Abstract

Maintenance therapy for extensive stage small cell lung cancer (ES-SCLC) is still under debate. Many new agents fail during the maintenance course. As an active agent for SCLC, oral etoposide is worth being re-evaluated. This phase II study was performed to evaluate the toxicity/efficacy of the maintenance of patients with oral etoposide with ES-SCLC responding (complete remission [CR] + partial remission [PR]) to the induction of four cycles of etoposide plus cisplatin (EP) chemotherapy. Maintenance therapy with oral etoposide (50 mg/m2 , day 1-14, repeated every 21 days until disease progression or unacceptable toxicity occurs) was administered. The primary endpoints were grade 3 and 4 toxicities and progression free survival (PFS). Fifty-four patients with ES-SCLC received standard EP regimens as induction therapy; 31 responding patients were administered oral etoposide as the maintenance treatment. The most common hematological and non-hematological toxicity of the maintenance course was neutropenia and fatigue, respectively.
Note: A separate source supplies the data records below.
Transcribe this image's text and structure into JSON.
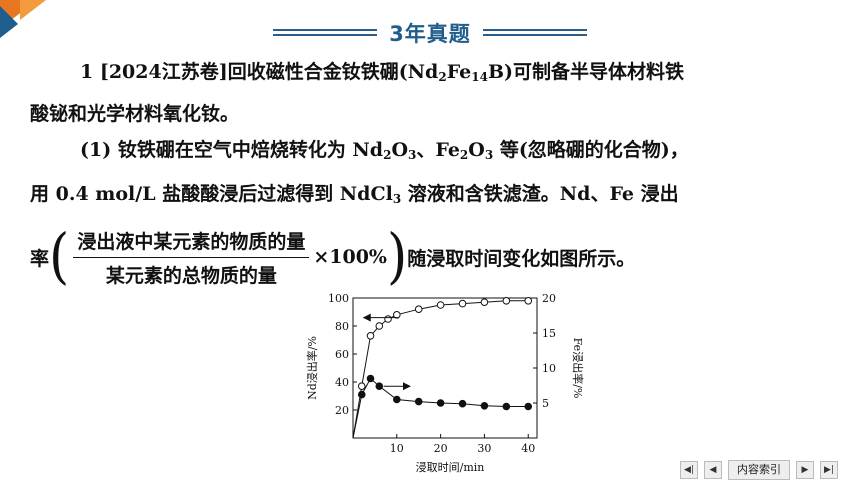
{
  "header": {
    "title": "3年真题"
  },
  "problem": {
    "intro_pre": "1 [2024江苏卷]回收磁性合金钕铁硼(Nd",
    "sub_nd": "2",
    "fe": "Fe",
    "sub_fe": "14",
    "intro_post": "B)可制备半导体材料铁",
    "line2": "酸铋和光学材料氧化钕。",
    "q1_a": "(1)  钕铁硼在空气中焙烧转化为 Nd",
    "q1_sub1": "2",
    "q1_b": "O",
    "q1_sub2": "3",
    "q1_c": "、Fe",
    "q1_sub3": "2",
    "q1_d": "O",
    "q1_sub4": "3",
    "q1_e": " 等(忽略硼的化合物)，",
    "line4_a": "用 0.4  mol/L 盐酸酸浸后过滤得到 NdCl",
    "line4_sub": "3",
    "line4_b": " 溶液和含铁滤渣。Nd、Fe 浸出",
    "rate_prefix": "率",
    "frac_num": "浸出液中某元素的物质的量",
    "frac_den": "某元素的总物质的量",
    "times": "×100%",
    "rate_suffix": "随浸取时间变化如图所示。"
  },
  "chart_data": {
    "type": "line",
    "xlabel": "浸取时间/min",
    "ylabel_left": "Nd浸出率/%",
    "ylabel_right": "Fe浸出率/%",
    "xlim": [
      0,
      42
    ],
    "ylim_left": [
      0,
      100
    ],
    "ylim_right": [
      0,
      20
    ],
    "x_ticks": [
      10,
      20,
      30,
      40
    ],
    "y_left_ticks": [
      20,
      40,
      60,
      80,
      100
    ],
    "y_right_ticks": [
      5,
      10,
      15,
      20
    ],
    "series": [
      {
        "axis": "left",
        "marker": "open-circle",
        "x": [
          0,
          2,
          4,
          6,
          8,
          10,
          15,
          20,
          25,
          30,
          35,
          40
        ],
        "y": [
          0,
          37,
          73,
          80,
          85,
          88,
          92,
          95,
          96,
          97,
          98,
          98
        ]
      },
      {
        "axis": "right",
        "marker": "filled-circle",
        "x": [
          0,
          2,
          4,
          6,
          10,
          15,
          20,
          25,
          30,
          35,
          40
        ],
        "y": [
          0,
          6.2,
          8.5,
          7.4,
          5.5,
          5.2,
          5.0,
          4.9,
          4.6,
          4.5,
          4.5
        ]
      }
    ]
  },
  "nav": {
    "index_label": "内容索引"
  }
}
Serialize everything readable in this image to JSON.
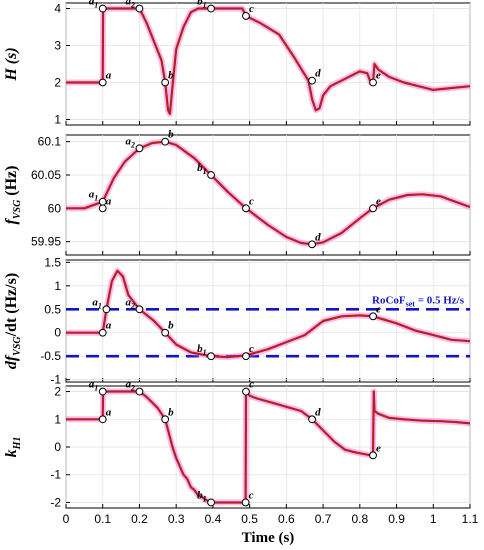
{
  "chart_data": {
    "type": "line",
    "xlabel": "Time (s)",
    "xlim": [
      0,
      1.1
    ],
    "xticks": [
      "0",
      "0.1",
      "0.2",
      "0.3",
      "0.4",
      "0.5",
      "0.6",
      "0.7",
      "0.8",
      "0.9",
      "1",
      "1.1"
    ],
    "colors": {
      "series": "#b22222",
      "glow": "#ff66d2",
      "threshold": "#1515c8",
      "marker_fill": "#ffffff"
    },
    "panels": [
      {
        "id": "H",
        "ylabel": "H (s)",
        "ylim": [
          0.85,
          4.15
        ],
        "yticks": [
          1,
          2,
          3,
          4
        ],
        "ytick_labels": [
          "1",
          "2",
          "3",
          "4"
        ],
        "x": [
          0,
          0.05,
          0.1,
          0.101,
          0.15,
          0.2,
          0.22,
          0.24,
          0.26,
          0.27,
          0.278,
          0.283,
          0.29,
          0.3,
          0.32,
          0.34,
          0.36,
          0.38,
          0.395,
          0.42,
          0.45,
          0.48,
          0.49,
          0.53,
          0.58,
          0.62,
          0.66,
          0.67,
          0.68,
          0.69,
          0.7,
          0.72,
          0.76,
          0.8,
          0.82,
          0.83,
          0.836,
          0.84,
          0.85,
          0.88,
          0.92,
          0.96,
          1.0,
          1.05,
          1.1
        ],
        "y": [
          2,
          2,
          2,
          4,
          4,
          4,
          3.6,
          3.1,
          2.6,
          2.0,
          1.25,
          1.15,
          1.9,
          2.9,
          3.5,
          3.9,
          4.0,
          4.0,
          4.0,
          4.0,
          4.0,
          4.0,
          3.8,
          3.6,
          3.3,
          2.7,
          2.05,
          1.55,
          1.25,
          1.3,
          1.65,
          1.9,
          2.1,
          2.3,
          2.25,
          2.0,
          2.0,
          2.5,
          2.35,
          2.15,
          2.0,
          1.9,
          1.8,
          1.85,
          1.9
        ],
        "markers": [
          {
            "label": "a",
            "x": 0.1,
            "y": 2.0
          },
          {
            "label": "a",
            "sub": "1",
            "x": 0.1,
            "y": 4.0
          },
          {
            "label": "a",
            "sub": "2",
            "x": 0.2,
            "y": 4.0
          },
          {
            "label": "b",
            "x": 0.27,
            "y": 2.0
          },
          {
            "label": "b",
            "sub": "1",
            "x": 0.395,
            "y": 4.0
          },
          {
            "label": "c",
            "x": 0.49,
            "y": 3.8
          },
          {
            "label": "d",
            "x": 0.67,
            "y": 2.05
          },
          {
            "label": "e",
            "x": 0.836,
            "y": 2.0
          }
        ]
      },
      {
        "id": "f",
        "ylabel": "f",
        "ylabel_sub": "VSG",
        "ylabel_unit": " (Hz)",
        "ylim": [
          59.93,
          60.11
        ],
        "yticks": [
          59.95,
          60.0,
          60.05,
          60.1
        ],
        "ytick_labels": [
          "59.95",
          "60",
          "60.05",
          "60.1"
        ],
        "x": [
          0,
          0.05,
          0.1,
          0.13,
          0.16,
          0.2,
          0.235,
          0.27,
          0.3,
          0.35,
          0.395,
          0.44,
          0.49,
          0.55,
          0.6,
          0.64,
          0.67,
          0.7,
          0.75,
          0.8,
          0.836,
          0.88,
          0.93,
          0.97,
          1.02,
          1.06,
          1.1
        ],
        "y": [
          60.0,
          60.0,
          60.01,
          60.045,
          60.07,
          60.09,
          60.098,
          60.1,
          60.095,
          60.075,
          60.05,
          60.025,
          60.0,
          59.975,
          59.957,
          59.948,
          59.946,
          59.949,
          59.963,
          59.985,
          60.0,
          60.013,
          60.02,
          60.021,
          60.018,
          60.01,
          60.002
        ],
        "markers": [
          {
            "label": "a",
            "x": 0.1,
            "y": 60.0
          },
          {
            "label": "a",
            "sub": "1",
            "x": 0.1,
            "y": 60.01
          },
          {
            "label": "a",
            "sub": "2",
            "x": 0.2,
            "y": 60.09
          },
          {
            "label": "b",
            "x": 0.27,
            "y": 60.1
          },
          {
            "label": "b",
            "sub": "1",
            "x": 0.395,
            "y": 60.05
          },
          {
            "label": "c",
            "x": 0.49,
            "y": 60.0
          },
          {
            "label": "d",
            "x": 0.67,
            "y": 59.946
          },
          {
            "label": "e",
            "x": 0.836,
            "y": 60.0
          }
        ]
      },
      {
        "id": "df",
        "ylabel": "df",
        "ylabel_sub": "VSG",
        "ylabel_unit": "/dt (Hz/s)",
        "ylim": [
          -1.05,
          1.55
        ],
        "yticks": [
          -1,
          -0.5,
          0,
          0.5,
          1,
          1.5
        ],
        "ytick_labels": [
          "-1",
          "-0.5",
          "0",
          "0.5",
          "1",
          "1.5"
        ],
        "threshold_values": [
          0.5,
          -0.5
        ],
        "threshold_label": "RoCoF",
        "threshold_label_sub": "set",
        "threshold_label_rest": " = 0.5 Hz/s",
        "x": [
          0,
          0.05,
          0.1,
          0.11,
          0.125,
          0.14,
          0.155,
          0.17,
          0.2,
          0.24,
          0.27,
          0.3,
          0.34,
          0.395,
          0.44,
          0.49,
          0.55,
          0.6,
          0.65,
          0.7,
          0.75,
          0.8,
          0.836,
          0.9,
          0.95,
          1.0,
          1.05,
          1.1
        ],
        "y": [
          0,
          0,
          0,
          0.5,
          1.1,
          1.32,
          1.2,
          0.8,
          0.5,
          0.25,
          0.0,
          -0.25,
          -0.42,
          -0.5,
          -0.52,
          -0.48,
          -0.35,
          -0.2,
          -0.05,
          0.25,
          0.35,
          0.37,
          0.35,
          0.2,
          0.05,
          -0.05,
          -0.15,
          -0.18
        ],
        "markers": [
          {
            "label": "a",
            "x": 0.1,
            "y": 0.0
          },
          {
            "label": "a",
            "sub": "1",
            "x": 0.11,
            "y": 0.5
          },
          {
            "label": "a",
            "sub": "2",
            "x": 0.2,
            "y": 0.5
          },
          {
            "label": "b",
            "x": 0.27,
            "y": 0.0
          },
          {
            "label": "b",
            "sub": "1",
            "x": 0.395,
            "y": -0.5
          },
          {
            "label": "c",
            "x": 0.49,
            "y": -0.5
          },
          {
            "label": "e",
            "x": 0.836,
            "y": 0.35
          }
        ]
      },
      {
        "id": "k",
        "ylabel": "k",
        "ylabel_sub": "H1",
        "ylabel_unit": "",
        "ylim": [
          -2.2,
          2.2
        ],
        "yticks": [
          -2,
          -1,
          0,
          1,
          2
        ],
        "ytick_labels": [
          "-2",
          "-1",
          "0",
          "1",
          "2"
        ],
        "x": [
          0,
          0.05,
          0.1,
          0.101,
          0.15,
          0.2,
          0.22,
          0.25,
          0.27,
          0.29,
          0.3,
          0.31,
          0.32,
          0.33,
          0.34,
          0.35,
          0.36,
          0.37,
          0.38,
          0.395,
          0.42,
          0.45,
          0.489,
          0.49,
          0.5,
          0.52,
          0.56,
          0.6,
          0.64,
          0.67,
          0.7,
          0.73,
          0.76,
          0.79,
          0.81,
          0.83,
          0.836,
          0.838,
          0.84,
          0.85,
          0.88,
          0.92,
          0.97,
          1.02,
          1.06,
          1.1
        ],
        "y": [
          1,
          1,
          1,
          2,
          2,
          2,
          1.8,
          1.4,
          1.0,
          0.0,
          -0.4,
          -0.7,
          -1.0,
          -1.15,
          -1.45,
          -1.55,
          -1.75,
          -1.8,
          -1.9,
          -2.0,
          -2.0,
          -2.0,
          -2.0,
          2.0,
          1.85,
          1.75,
          1.6,
          1.45,
          1.3,
          1.0,
          0.6,
          0.2,
          -0.1,
          -0.2,
          -0.25,
          -0.3,
          -0.3,
          2.0,
          1.3,
          1.2,
          1.05,
          1.0,
          0.95,
          0.93,
          0.9,
          0.85
        ],
        "markers": [
          {
            "label": "a",
            "x": 0.1,
            "y": 1.0
          },
          {
            "label": "a",
            "sub": "1",
            "x": 0.1,
            "y": 2.0
          },
          {
            "label": "a",
            "sub": "2",
            "x": 0.2,
            "y": 2.0
          },
          {
            "label": "b",
            "x": 0.27,
            "y": 1.0
          },
          {
            "label": "b",
            "sub": "1",
            "x": 0.395,
            "y": -2.0
          },
          {
            "label": "c",
            "x": 0.49,
            "y": 2.0
          },
          {
            "label": "c",
            "x": 0.489,
            "y": -2.0
          },
          {
            "label": "d",
            "x": 0.67,
            "y": 1.0
          },
          {
            "label": "e",
            "x": 0.836,
            "y": -0.3
          }
        ]
      }
    ]
  }
}
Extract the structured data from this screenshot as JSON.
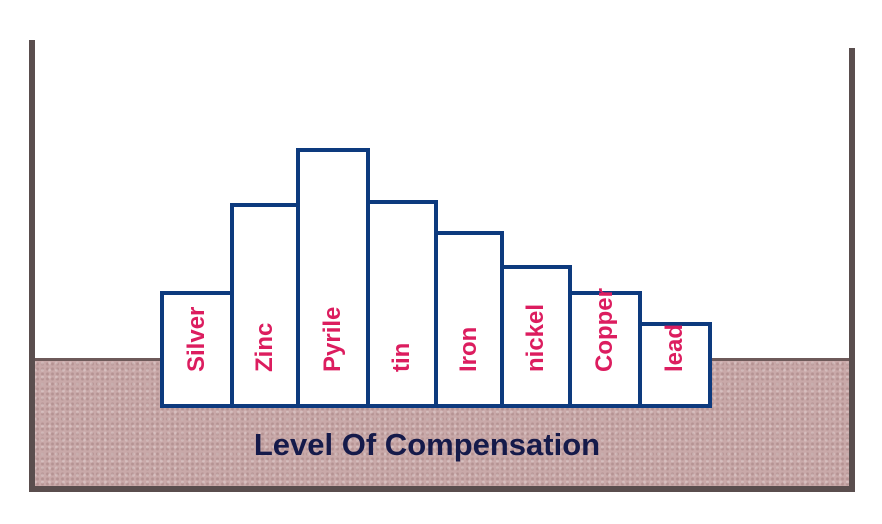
{
  "caption": "Level Of Compensation",
  "colors": {
    "block_border": "#0d3a7e",
    "label": "#dc1d5f",
    "ground": "#c9a9a9",
    "walls": "#5a4e4e",
    "caption": "#151a4a"
  },
  "blocks": [
    {
      "label": "Silver",
      "relative_height": 0.45
    },
    {
      "label": "Zinc",
      "relative_height": 0.79
    },
    {
      "label": "Pyrile",
      "relative_height": 1.0
    },
    {
      "label": "tin",
      "relative_height": 0.8
    },
    {
      "label": "Iron",
      "relative_height": 0.68
    },
    {
      "label": "nickel",
      "relative_height": 0.55
    },
    {
      "label": "Copper",
      "relative_height": 0.45
    },
    {
      "label": "lead",
      "relative_height": 0.33
    }
  ]
}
Median PFS was nine months (95% confidence interval (CI): 8.33∼9.67 months), median overall survival (OS) was 14 months (95% CI: 11.58∼16.42 months). Significantly better PFS and OS were seen in patients responding to the induction EP chemotherapy. Oral etoposide maintenance is safe and effective for patients with ES-SCLC who responded to the induction of EP chemotherapy. Significant survival benefit was revealed in patients completely responding to an EP regimen. Further randomized control study is warranted.